# Where to buy lye?



## ChinahSea (Apr 20, 2013)

Hello,
I am running out of lye and need to buy more for an upcoming project. It occurs to me that I am spending a LOT on shipping of soap supplies :roll:!! I've started shopping at local stores for most of my ingredients, and am wondering... does anyone shop locally for your lye? I found some 'lye' at Lowes and Ace, but it doesn't say 100% Sodium Hydroxide. Any suggestions?


----------



## SueSoap (Apr 20, 2013)

I buy mine from Essential Depot http://www.essentialdepot.com/ 

I really like how the food-grade lye dissolves completely.
http://www.essentialdepot.com/


----------



## Cherry Bomb (Apr 20, 2013)

The lye that I found at ACE says 100% lye on the front. Try other hardware stores as well. I also know that if you order $30 or more from WSP then shipping is free.


----------



## melstan775 (Apr 20, 2013)

Does WSP have lye? I never see it on their web site.


----------



## Cherry Bomb (Apr 20, 2013)

You know Melstan775....I don't think they do.  so nix that comment about WSP. Thanks for the reminder!


----------



## ChinahSea (Apr 20, 2013)

SueSoap... I was trying to get away from shipping/handling costs, but when I peeked at Essential Supply... THEY HAD FREE SHIPPING on the lye for!! YaaaY!! Thank you for the suggestion


----------



## ChinahSea (Apr 20, 2013)

Cherry Bomb... thanks for the suggestion!! I just snagged a quick special of free shipping, but I am going to look at all the different hardware stores in my area for future projects. I really do like being able to find most of my supplies in my area. What brand did you find at Ace?


----------



## Cherry Bomb (Apr 20, 2013)

This is the brand that I found.  you are very welcome. You can also soap with food grade lye. It works just like regular lye. you don't need to do anything different. Some grocers will carry this in their grocery stores.


----------



## Cherry Bomb (Apr 20, 2013)

PS: they even knew that I needed it for soap making! Guess I didn't look like the "I need lye to unclog my drain" type of girl


----------



## VanessaP (Apr 20, 2013)

You live near a metro area - try looking for a chemical company or pool supply store. I use Essential Depot as well but I tend to buy more at one time and pay the shipping. I paid $66 for 32lb of lye which is about 500% cheaper than buying Rooto at my local Ace Hardware.


----------



## Cherry Bomb (Apr 20, 2013)

VanessaP said:


> You live near a metro area - try looking for a chemical company or pool supply store. I use Essential Depot as well but I tend to buy more at one time and pay the shipping. I paid $66 for 32lb of lye which is about 500% cheaper than buying Rooto at my local Ace Hardware.

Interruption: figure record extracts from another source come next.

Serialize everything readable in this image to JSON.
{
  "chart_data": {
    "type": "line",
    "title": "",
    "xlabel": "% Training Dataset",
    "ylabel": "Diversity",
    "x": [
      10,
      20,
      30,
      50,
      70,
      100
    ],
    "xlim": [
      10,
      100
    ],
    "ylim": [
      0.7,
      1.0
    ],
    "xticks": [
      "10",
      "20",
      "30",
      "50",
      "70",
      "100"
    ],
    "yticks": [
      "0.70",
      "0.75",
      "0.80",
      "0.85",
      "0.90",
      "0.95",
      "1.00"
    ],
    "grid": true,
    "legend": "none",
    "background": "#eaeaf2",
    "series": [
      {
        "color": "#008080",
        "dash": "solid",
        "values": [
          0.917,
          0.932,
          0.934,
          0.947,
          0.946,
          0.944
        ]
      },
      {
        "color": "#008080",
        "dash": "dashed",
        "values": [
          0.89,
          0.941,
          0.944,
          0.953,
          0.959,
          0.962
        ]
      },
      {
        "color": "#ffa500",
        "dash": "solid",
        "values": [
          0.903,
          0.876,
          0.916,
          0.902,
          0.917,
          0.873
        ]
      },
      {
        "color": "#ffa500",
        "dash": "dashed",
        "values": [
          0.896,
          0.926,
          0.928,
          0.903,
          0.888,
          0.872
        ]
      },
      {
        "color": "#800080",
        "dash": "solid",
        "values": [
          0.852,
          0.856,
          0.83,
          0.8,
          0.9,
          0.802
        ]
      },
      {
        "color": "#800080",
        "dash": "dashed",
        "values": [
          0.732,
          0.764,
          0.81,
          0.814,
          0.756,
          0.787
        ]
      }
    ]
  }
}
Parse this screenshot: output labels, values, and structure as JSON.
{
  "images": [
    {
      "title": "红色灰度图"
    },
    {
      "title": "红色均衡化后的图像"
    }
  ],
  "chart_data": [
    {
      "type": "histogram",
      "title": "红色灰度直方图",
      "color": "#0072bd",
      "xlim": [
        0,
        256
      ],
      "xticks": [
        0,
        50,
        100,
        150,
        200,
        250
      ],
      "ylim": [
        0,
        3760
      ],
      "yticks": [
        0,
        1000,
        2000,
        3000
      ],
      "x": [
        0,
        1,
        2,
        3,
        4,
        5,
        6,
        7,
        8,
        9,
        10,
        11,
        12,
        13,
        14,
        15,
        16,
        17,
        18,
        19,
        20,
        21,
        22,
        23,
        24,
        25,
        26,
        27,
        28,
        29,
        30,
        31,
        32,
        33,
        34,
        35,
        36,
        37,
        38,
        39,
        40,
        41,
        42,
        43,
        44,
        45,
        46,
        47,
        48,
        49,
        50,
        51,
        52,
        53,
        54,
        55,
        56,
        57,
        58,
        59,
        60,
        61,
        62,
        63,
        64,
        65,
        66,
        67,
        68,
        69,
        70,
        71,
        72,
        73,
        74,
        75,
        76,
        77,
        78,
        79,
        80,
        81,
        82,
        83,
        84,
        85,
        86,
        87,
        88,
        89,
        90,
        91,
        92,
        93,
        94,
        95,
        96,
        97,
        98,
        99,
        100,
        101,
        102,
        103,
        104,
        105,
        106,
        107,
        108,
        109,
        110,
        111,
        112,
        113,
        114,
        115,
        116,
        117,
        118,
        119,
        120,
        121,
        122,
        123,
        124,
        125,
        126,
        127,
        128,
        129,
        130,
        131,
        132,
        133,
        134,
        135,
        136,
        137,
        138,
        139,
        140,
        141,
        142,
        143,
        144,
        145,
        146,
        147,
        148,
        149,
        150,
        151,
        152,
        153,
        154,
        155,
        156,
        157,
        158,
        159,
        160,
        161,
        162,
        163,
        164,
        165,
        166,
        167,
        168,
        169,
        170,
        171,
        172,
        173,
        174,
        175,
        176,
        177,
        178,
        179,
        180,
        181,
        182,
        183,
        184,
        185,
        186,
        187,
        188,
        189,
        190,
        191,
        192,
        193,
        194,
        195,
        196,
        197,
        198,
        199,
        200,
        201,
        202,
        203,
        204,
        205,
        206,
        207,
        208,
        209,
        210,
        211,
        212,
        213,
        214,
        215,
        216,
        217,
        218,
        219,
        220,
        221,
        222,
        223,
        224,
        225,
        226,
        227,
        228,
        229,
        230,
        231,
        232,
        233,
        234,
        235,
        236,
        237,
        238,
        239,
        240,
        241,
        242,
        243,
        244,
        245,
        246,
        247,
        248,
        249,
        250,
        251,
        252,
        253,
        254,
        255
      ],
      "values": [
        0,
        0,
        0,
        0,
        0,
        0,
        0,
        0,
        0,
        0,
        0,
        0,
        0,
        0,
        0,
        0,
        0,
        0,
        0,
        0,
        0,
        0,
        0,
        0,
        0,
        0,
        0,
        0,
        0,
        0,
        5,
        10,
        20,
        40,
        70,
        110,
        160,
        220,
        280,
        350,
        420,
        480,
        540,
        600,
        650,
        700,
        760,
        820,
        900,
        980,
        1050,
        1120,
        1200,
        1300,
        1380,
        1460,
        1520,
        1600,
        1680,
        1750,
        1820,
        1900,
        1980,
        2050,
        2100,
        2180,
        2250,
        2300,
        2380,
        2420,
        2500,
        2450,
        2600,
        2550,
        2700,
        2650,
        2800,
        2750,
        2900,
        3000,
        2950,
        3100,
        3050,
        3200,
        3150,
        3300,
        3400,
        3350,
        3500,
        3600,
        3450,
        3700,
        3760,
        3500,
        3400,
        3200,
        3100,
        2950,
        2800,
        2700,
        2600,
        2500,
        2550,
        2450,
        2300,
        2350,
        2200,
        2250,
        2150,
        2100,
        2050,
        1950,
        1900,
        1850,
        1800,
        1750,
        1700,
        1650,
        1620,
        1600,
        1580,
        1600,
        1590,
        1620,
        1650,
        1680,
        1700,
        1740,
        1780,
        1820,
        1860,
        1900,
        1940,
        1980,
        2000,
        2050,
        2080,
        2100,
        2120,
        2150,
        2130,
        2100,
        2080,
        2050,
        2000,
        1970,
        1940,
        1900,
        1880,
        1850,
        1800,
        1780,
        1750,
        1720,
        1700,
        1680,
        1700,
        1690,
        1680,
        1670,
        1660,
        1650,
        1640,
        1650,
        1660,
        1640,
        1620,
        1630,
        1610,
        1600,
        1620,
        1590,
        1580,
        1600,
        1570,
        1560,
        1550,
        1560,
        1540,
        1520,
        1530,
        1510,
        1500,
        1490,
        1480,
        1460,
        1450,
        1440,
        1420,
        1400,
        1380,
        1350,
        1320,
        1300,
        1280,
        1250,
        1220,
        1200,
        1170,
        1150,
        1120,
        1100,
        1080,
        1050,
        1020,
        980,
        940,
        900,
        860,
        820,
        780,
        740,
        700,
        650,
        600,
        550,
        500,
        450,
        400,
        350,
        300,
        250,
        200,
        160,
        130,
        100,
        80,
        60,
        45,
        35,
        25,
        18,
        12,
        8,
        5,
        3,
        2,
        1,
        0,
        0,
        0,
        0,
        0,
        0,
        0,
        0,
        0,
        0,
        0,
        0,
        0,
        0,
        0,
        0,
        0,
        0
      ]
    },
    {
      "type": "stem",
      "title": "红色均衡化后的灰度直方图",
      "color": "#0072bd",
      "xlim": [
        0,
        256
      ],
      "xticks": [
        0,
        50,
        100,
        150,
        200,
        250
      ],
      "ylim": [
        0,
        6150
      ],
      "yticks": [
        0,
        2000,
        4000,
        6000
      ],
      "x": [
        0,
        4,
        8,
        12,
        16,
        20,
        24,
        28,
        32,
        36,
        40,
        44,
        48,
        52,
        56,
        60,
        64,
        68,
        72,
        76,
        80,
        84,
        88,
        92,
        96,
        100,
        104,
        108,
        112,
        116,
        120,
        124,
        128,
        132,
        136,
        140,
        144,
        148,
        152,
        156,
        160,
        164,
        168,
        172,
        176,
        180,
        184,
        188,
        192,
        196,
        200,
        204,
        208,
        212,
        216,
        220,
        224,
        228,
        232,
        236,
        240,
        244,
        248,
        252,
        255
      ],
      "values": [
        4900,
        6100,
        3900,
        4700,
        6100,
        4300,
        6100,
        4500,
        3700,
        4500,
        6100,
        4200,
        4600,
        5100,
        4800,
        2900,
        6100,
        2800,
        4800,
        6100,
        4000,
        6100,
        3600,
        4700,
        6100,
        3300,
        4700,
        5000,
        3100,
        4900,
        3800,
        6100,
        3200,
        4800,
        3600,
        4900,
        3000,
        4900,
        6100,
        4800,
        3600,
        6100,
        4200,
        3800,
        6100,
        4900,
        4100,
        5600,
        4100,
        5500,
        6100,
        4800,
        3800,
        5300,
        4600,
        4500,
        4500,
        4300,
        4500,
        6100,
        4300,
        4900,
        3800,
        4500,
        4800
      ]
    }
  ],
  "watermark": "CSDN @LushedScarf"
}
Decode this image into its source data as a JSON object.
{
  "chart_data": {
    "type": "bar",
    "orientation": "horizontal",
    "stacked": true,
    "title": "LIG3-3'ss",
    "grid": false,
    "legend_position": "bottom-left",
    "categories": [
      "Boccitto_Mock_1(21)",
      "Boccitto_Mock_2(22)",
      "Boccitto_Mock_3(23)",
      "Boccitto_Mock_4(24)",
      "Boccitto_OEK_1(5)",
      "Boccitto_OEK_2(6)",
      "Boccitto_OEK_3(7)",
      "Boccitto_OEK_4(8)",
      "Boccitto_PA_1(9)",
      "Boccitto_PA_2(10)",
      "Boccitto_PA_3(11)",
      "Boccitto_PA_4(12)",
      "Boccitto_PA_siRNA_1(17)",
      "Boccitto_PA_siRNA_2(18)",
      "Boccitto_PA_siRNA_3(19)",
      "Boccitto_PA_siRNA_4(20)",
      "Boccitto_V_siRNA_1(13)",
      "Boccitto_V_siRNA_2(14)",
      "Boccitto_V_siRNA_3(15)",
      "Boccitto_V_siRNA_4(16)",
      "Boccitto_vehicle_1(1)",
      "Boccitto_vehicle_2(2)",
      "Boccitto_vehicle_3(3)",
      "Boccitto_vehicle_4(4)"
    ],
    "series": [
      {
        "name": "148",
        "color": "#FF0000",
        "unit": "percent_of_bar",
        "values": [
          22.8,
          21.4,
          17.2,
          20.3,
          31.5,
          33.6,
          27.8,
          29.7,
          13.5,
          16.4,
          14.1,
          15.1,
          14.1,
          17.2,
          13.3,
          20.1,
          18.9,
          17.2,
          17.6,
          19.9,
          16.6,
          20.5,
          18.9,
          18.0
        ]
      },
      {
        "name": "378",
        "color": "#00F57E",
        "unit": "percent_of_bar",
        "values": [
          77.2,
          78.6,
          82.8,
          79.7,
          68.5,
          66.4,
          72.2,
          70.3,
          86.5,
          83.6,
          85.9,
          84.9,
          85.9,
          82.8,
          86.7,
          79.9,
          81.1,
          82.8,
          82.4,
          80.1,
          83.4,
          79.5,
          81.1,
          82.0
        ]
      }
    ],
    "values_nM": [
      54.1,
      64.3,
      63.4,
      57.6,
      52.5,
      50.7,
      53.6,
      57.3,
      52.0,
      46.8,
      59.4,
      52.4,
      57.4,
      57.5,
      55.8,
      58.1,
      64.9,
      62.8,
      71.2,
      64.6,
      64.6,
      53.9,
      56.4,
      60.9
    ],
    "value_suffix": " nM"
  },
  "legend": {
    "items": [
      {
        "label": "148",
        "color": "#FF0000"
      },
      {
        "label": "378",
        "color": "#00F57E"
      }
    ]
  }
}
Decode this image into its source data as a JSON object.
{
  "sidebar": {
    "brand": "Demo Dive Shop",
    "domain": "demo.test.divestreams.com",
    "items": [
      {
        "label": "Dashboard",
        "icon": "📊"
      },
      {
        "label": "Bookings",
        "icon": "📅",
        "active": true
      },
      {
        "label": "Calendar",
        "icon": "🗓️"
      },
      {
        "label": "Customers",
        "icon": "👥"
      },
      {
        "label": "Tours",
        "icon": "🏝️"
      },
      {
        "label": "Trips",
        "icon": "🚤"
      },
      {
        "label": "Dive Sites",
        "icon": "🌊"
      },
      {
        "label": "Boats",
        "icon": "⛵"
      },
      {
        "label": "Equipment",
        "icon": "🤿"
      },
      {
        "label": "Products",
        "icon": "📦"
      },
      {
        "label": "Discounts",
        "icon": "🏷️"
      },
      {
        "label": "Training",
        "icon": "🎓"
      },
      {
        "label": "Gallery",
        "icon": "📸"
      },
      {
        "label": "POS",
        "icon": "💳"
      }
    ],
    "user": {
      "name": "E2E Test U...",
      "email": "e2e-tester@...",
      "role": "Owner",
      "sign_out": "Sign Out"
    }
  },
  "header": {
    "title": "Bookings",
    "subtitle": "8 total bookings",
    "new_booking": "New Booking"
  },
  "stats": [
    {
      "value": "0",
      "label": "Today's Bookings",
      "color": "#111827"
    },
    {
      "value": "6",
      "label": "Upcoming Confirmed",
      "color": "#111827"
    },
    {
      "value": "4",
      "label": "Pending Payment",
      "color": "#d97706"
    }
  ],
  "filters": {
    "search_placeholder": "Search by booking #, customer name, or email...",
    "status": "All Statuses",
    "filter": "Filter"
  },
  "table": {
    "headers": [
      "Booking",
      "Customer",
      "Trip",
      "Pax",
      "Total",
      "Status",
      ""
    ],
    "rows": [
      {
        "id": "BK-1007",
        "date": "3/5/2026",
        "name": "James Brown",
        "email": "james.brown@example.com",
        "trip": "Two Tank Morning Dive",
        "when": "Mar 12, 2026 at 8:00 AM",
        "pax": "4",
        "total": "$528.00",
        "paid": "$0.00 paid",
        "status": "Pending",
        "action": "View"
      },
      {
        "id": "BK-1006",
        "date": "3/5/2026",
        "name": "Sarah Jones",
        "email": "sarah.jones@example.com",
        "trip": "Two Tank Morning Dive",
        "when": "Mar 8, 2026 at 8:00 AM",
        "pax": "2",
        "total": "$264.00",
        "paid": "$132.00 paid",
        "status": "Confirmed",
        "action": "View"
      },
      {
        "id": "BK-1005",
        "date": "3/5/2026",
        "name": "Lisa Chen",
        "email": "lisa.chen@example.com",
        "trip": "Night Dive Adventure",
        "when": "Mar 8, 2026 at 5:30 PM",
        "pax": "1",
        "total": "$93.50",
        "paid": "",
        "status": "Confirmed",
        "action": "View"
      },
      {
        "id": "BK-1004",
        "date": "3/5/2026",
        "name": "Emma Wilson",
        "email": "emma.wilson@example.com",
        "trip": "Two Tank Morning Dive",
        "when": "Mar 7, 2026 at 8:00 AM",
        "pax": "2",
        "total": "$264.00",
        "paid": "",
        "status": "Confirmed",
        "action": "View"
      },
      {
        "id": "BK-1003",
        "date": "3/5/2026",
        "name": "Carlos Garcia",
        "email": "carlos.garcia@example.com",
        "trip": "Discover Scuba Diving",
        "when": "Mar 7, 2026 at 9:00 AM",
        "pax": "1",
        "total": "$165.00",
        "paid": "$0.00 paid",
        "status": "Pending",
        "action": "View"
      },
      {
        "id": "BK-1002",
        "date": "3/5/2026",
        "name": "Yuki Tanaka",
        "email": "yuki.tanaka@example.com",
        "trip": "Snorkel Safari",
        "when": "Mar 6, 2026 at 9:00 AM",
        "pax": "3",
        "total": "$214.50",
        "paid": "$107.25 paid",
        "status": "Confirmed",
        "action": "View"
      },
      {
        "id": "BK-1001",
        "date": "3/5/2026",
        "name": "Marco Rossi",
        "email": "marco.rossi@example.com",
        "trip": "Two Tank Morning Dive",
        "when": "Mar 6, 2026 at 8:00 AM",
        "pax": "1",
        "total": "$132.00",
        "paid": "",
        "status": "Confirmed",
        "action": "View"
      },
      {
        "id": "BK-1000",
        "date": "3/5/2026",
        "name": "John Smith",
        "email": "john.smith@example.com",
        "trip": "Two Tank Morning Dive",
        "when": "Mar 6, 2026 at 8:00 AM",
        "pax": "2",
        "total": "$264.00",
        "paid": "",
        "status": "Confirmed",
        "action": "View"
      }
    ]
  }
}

That's super true! I paid $5.99 a bottle! YIKES!


----------



## VanessaP (Apr 20, 2013)

Cherry Bomb said:


> That's super true! I paid $5.99 a bottle! YIKES!



My county has one of the highest number of meth labs in the state so its priced outrageously. When I looked last spring, it was $15.99 a bottle here for me. Maybe its fluctuated since then, but still, at less than $3 a pound, I'm not going to switch.


----------



## ChinahSea (Apr 20, 2013)

PERFECT!! Thanks, Cherry Bomb!!


----------



## ChinahSea (Apr 20, 2013)

VanessaP... I am near a large city, which is pretty much the Meth capital of the world, I think. Never thought of pool suppliers. I can't even say how much the Lye is around here, because I haven't found any I can use (yet). I am off on my quest tomorrow. I appreciate the suggestion!! Since I am just starting out with my soap making, I think 66 lbs would be a little much for me... LoL!! Just wait. I'm guessing I will be doing that in a few months.


----------



## Rachelmf (Apr 20, 2013)

I get mine from Lowe's.  It is the Roebic brand and says 100% lye on the container.  I am happy with it, but it costs about $14 for 2 pounds, so I think that buying elsewhere, even with shipping costs, might be more cost effective.


----------



## soap_bubbles (Apr 20, 2013)

I buy mine from a chemical company--course it is 50lbs at a time


----------



## terminatortoo (Apr 21, 2013)

You can buy it here at the local janitorial supply so you might see if you can find one of those in your area.


----------



## rbaker (Apr 21, 2013)

i buy mine at ace hardware.  other hardware stores may have lye but you might have to ask.
one pound for 3.84


----------



## Mona719 (Apr 21, 2013)

I buy mine from I store called ACO  it's the same brand the picture shown onthis thread.
When I lived in California I would get it at Lowe's


----------



## Badger (Apr 21, 2013)

I looked online for the price of lye at the local hardware store and compared it to ED and found that I could get it cheaper through ED, so I will put another order through ED when I need to order more (which may be next month with the way I have been going through it the past few days!)


----------



## ruby61 (Apr 21, 2013)

Tractor and supply is now selling.  I usually go to essential depot or lye guy but in a pinch buy from tsc.


----------



## ChinahSea (Apr 23, 2013)

Thanks everyone for your responses!! I am going to take your suggestions and BUY SOME LYE - since I am totally addicted to my new hobby, and need more


----------



## Kansas Farm Girl (Apr 23, 2013)

Where would you find food grade lye in a grocery store? In what area would they keep it? And would a swimming pool supply store have it? I order mine from Essential Depot because they have the best prices I can find, either from their sales or free shipping, but if I could get it locally I would love to do that. I am in a very rural area and it's hard to find many things that I would be able to get in a more populated area.


----------



## Marilyna (Apr 24, 2013)

Cherry Bomb said:


> That's super true! I paid $5.99 a bottle! YIKES!


 
I get the Rooto brand lye at my local Brookshire's grocery store for $2.70 a pound including tax.


----------



## Marilyna (Apr 24, 2013)

Marilyna said:


> I get the Rooto brand lye at my local Brookshire's grocery store for $2.70 a pound including tax.


 
It's by the drain cleaners in the cleaning supply section.


----------



## houseofwool (Apr 24, 2013)

Right now Essential Depot is running a sale for $1.99 for a 2 pound bottle.  Even with their shipping half way across the country, it is cheaper than any other source for me.


----------